Годори | страница 38



— Лизико! — Элисо повышает голос, призывая ее очнуться и следить за словами.

— Ладно, только давай без этого вот базара. Не будем слишком уж горячиться и сходить с ума, мы ведь не на митинге… — не отступает Лизико.

— Что значит — не сходить с ума?! Без какого «базара»?! Да как ты смеешь, нахалка! — вполне искренне негодует Элисо — с опозданием как минимум на десять-пятнадцать лет. О таком запоздалом негодовании сказано — горчица после обеда. Но вся правда в том, что она искусственно распаляет себя, ибо с пугающей ясностью и горечью сознает, какая дистанция отделяет ее от Лизико, которой для исцеления необходимо, быть может, именно ее сумасшествие. Но не наигранное, не фальшивое, а подлинное. Ей надо знать, что есть кто-то, болеющий за нее душой, кто подставит плечо (как это делал ее умерший муж) и не бросит ни в горе, ни в радости… «Что со мной? От чего я так пуста и холодна? Как выпотрошенная…» — удивляется Элисо. Ею овладевает такое чувство, будто Лизико рассказала историю о посторонней, незнакомой женщине, и ее беспокоит лишь одно — как бы не вошел Элизбар, при котором нельзя рассказывать подобные истории; вернее, она сама перескажет ее Элизбару, но не сегодня, а в другой раз, когда-нибудь… Сократит, переиначит, смягчит и приукрасит… Писатели любят странные истории. Возможно, он даже вставит ее в книгу. Нельзя допустить только одного — чтобы он услышал ее от Лизико, поскольку не сумеет подобно Элисо кряквой нырнуть в теплохладное море равнодушия и умрет на месте от кровоизлияния в мозг или от разрыва сердца, как умер муж Элисо… — Как же так — ни осторожности, на страха… Ведь вы были не одни?! — спрашивает с фальшивым удивлением, с фальшивым испугом от только что увиденной в воображении сцены, чтобы как-нибудь скрыть от Лизико свое теплохладное равнодушие. А в сущности, какое имеет значение, действовали они вопреки стыду и осторожности или же таясь и прячась? Что от этого изменится? — Ничего, — вслух отвечает на свои мысли.

— Ничего, — механически повторяет Лизико. — Ничего не надо было рассказывать, — добавляет раздумчиво.

— Лизико! — У Элисо от сочувствия сжимается сердце, слезы подкатывают к глазам.

— Оставь меня! Не произноси моего имени! — кричит Лизико. Глаза ее сверкают.

— Лизико! — Элисо повышает голос, теряясь от неожиданной и стремительной перемены. — Отец услышит… Отец дома!

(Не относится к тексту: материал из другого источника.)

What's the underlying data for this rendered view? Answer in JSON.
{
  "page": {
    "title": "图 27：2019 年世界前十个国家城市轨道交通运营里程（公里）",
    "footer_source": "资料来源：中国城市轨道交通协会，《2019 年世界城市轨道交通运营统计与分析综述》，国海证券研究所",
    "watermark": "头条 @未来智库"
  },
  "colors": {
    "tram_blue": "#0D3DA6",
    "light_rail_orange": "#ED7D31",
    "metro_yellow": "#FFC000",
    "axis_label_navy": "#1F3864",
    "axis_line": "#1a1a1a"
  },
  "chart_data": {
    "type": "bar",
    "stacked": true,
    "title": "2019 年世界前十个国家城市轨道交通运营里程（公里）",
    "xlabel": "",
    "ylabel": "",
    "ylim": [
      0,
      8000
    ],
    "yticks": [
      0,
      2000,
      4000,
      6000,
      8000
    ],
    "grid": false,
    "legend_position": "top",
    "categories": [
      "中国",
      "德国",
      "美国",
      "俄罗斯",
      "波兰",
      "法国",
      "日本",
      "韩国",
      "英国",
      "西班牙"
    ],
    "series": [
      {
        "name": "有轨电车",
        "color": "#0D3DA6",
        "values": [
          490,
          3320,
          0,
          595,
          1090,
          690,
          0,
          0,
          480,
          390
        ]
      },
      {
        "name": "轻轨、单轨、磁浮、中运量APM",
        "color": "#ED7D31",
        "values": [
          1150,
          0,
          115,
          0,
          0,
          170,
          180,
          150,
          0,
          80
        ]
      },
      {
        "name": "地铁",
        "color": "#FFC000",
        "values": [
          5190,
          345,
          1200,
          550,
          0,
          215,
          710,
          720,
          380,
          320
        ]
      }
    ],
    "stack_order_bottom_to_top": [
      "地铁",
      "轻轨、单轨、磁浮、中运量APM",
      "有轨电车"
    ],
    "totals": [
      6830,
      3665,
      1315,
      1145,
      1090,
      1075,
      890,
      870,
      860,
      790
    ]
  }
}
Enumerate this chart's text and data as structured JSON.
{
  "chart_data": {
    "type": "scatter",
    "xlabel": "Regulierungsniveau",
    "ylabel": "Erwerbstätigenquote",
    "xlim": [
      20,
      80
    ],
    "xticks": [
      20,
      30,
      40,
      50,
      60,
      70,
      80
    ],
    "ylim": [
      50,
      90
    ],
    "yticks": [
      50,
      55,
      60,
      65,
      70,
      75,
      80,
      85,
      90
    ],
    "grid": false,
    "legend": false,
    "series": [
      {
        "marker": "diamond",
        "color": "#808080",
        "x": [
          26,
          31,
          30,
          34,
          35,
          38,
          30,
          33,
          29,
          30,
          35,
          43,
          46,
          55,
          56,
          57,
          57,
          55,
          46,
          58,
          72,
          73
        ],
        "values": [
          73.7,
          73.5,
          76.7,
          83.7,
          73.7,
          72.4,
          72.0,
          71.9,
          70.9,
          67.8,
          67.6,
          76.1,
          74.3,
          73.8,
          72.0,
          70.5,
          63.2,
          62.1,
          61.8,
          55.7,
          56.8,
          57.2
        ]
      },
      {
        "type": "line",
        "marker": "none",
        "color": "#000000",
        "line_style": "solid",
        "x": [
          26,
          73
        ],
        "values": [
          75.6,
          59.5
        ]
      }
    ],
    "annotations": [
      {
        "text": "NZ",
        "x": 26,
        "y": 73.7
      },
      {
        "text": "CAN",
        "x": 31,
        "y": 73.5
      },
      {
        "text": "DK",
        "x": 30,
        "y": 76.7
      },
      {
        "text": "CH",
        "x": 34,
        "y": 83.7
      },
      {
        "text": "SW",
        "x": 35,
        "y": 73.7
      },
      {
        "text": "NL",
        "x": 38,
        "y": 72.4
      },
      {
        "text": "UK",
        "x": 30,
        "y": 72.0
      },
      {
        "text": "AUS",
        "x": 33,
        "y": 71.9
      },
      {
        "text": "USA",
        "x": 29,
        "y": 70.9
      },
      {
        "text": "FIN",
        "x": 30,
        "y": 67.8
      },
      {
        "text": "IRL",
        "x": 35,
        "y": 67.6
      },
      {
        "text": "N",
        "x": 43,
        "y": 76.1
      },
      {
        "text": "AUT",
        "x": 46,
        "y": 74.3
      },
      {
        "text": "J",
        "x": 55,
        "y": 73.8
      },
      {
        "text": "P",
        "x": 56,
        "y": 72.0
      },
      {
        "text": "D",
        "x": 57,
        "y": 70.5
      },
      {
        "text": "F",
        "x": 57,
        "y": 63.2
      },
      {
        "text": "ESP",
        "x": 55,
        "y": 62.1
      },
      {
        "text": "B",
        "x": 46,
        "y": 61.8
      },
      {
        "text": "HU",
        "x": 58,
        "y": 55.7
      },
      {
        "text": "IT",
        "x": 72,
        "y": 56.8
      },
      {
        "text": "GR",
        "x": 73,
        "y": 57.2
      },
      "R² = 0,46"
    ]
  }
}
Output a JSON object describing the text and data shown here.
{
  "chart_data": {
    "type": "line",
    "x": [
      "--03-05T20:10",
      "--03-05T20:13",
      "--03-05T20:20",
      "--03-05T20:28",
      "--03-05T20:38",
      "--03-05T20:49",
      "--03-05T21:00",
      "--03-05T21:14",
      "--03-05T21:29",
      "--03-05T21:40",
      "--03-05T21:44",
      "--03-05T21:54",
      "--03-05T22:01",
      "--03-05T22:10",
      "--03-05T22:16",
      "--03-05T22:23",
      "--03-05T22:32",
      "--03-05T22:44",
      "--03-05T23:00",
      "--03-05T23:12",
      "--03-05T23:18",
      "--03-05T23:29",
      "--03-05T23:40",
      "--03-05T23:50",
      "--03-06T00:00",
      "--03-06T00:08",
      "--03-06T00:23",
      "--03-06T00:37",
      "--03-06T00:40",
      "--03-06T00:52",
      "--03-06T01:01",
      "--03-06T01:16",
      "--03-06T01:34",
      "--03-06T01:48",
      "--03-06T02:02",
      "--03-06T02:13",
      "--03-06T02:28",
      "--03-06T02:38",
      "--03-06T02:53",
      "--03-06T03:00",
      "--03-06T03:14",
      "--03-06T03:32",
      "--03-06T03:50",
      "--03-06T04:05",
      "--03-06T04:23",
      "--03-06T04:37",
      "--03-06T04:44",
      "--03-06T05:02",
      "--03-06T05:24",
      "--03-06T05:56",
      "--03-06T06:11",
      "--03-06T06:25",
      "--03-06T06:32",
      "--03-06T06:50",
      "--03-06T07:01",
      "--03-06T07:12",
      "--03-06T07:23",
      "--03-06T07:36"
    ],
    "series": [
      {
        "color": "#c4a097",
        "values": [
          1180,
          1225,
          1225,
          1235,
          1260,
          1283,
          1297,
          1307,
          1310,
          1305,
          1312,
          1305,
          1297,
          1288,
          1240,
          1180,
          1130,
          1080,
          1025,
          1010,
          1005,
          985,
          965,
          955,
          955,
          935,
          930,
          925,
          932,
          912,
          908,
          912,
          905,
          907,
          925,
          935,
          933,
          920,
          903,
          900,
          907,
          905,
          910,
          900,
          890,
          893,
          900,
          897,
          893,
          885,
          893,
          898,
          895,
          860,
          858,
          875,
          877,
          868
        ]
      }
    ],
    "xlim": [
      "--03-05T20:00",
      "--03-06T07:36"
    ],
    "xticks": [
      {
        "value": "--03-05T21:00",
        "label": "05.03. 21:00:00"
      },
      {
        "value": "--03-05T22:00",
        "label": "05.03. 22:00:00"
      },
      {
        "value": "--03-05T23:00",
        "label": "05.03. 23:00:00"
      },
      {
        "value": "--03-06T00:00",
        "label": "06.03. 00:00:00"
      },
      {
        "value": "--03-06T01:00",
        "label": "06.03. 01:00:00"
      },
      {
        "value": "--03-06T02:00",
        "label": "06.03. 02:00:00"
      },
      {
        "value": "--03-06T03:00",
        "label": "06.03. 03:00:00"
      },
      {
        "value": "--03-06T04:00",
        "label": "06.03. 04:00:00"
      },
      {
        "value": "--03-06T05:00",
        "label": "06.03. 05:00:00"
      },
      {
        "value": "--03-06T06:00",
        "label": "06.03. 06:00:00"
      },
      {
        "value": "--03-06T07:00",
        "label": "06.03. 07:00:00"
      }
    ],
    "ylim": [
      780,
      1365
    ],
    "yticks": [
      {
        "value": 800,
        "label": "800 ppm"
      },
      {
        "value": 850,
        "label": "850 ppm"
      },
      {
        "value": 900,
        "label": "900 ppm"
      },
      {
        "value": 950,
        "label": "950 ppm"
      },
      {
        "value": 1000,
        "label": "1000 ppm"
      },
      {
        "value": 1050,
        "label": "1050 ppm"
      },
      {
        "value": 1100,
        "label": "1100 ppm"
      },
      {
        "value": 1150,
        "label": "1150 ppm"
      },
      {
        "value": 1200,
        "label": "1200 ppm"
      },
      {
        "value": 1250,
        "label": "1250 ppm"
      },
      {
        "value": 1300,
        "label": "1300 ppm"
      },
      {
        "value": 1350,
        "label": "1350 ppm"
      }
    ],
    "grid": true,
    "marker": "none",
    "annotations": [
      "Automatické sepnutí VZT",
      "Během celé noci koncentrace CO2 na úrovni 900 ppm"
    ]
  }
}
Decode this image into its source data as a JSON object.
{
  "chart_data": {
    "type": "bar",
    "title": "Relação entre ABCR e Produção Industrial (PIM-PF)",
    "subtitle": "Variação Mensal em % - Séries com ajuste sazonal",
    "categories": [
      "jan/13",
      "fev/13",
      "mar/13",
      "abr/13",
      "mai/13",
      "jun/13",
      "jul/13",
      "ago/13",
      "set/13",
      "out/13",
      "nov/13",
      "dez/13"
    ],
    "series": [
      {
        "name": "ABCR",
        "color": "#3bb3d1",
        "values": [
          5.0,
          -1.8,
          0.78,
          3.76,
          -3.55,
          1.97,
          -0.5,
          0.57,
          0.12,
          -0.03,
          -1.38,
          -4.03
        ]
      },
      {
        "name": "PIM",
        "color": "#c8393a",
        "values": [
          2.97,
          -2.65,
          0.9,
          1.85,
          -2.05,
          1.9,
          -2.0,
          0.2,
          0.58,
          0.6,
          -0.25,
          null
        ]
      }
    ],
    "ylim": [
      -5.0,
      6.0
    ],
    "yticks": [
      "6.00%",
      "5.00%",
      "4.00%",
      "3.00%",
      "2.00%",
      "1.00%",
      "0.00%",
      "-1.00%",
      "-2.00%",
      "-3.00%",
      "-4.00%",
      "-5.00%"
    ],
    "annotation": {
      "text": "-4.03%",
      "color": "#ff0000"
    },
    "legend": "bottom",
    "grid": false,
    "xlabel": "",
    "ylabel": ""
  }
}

— Оставьте меня в покое! Все оставьте в покое! — кричит Лизико и почему-то ищет глазами нож, тот нож, которым давеча намазывала на хлеб масло, хотя, в сущности, не знает, зачем ей нож. Чтобы убить Элисо? Убить Элисо?! Но за что? Что она ей сделала? Если кто не заслуживает смерти от ее руки, прежде всех это Элисо… Велика честь… Себя убить?! Да, конечно, убить себя. Именно себя. Вот единственный выход. Другого не существует… Но не здесь, на «сцене», истерично актерствуя, а тихо, тайно, вдали от всех, в берлоге Кашели, куда забрела своей волей, желая проявить благородство, на самом же деле по глупости и непониманию. Там ее место, как живой, так и мертвой! Другой дороги нет. Дороги вообще нет. От дороги остался маленький клочок — из ниоткуда в никуда, — затянутый травой… В старой колее гниет старая вода, вода давних дождей. Над гнилой водой висит стрекоза, необычно большая и серебристая, противоестественно сверкающая, наверное, по причине нездорового воздуха и тухлой воды… Такой «пейзаж» вставал перед ее глазами, когда думала о будущем. — Больше не могу!.. Я убью себя!.. Не могу больше… Вы во всем виноваты! — кричит, всем существом подхватывая вспыхнувшую в груди бессмысленную и беспочвенную ярость. — Ноги моей здесь больше не будет! Так и передай отцу! Поняла! — кричит в лицо Элисо. — И не ищите меня… не то… не то… захлебывается, запинается то ли от ярости, то ли не зная, чем пригрозить, что сделать, если ее станут искать. Она не выходит, а сломя голову выбегает из кухни. Элисо даже не успевает привстать и все-таки вздрагивает от стука захлопнутой двери.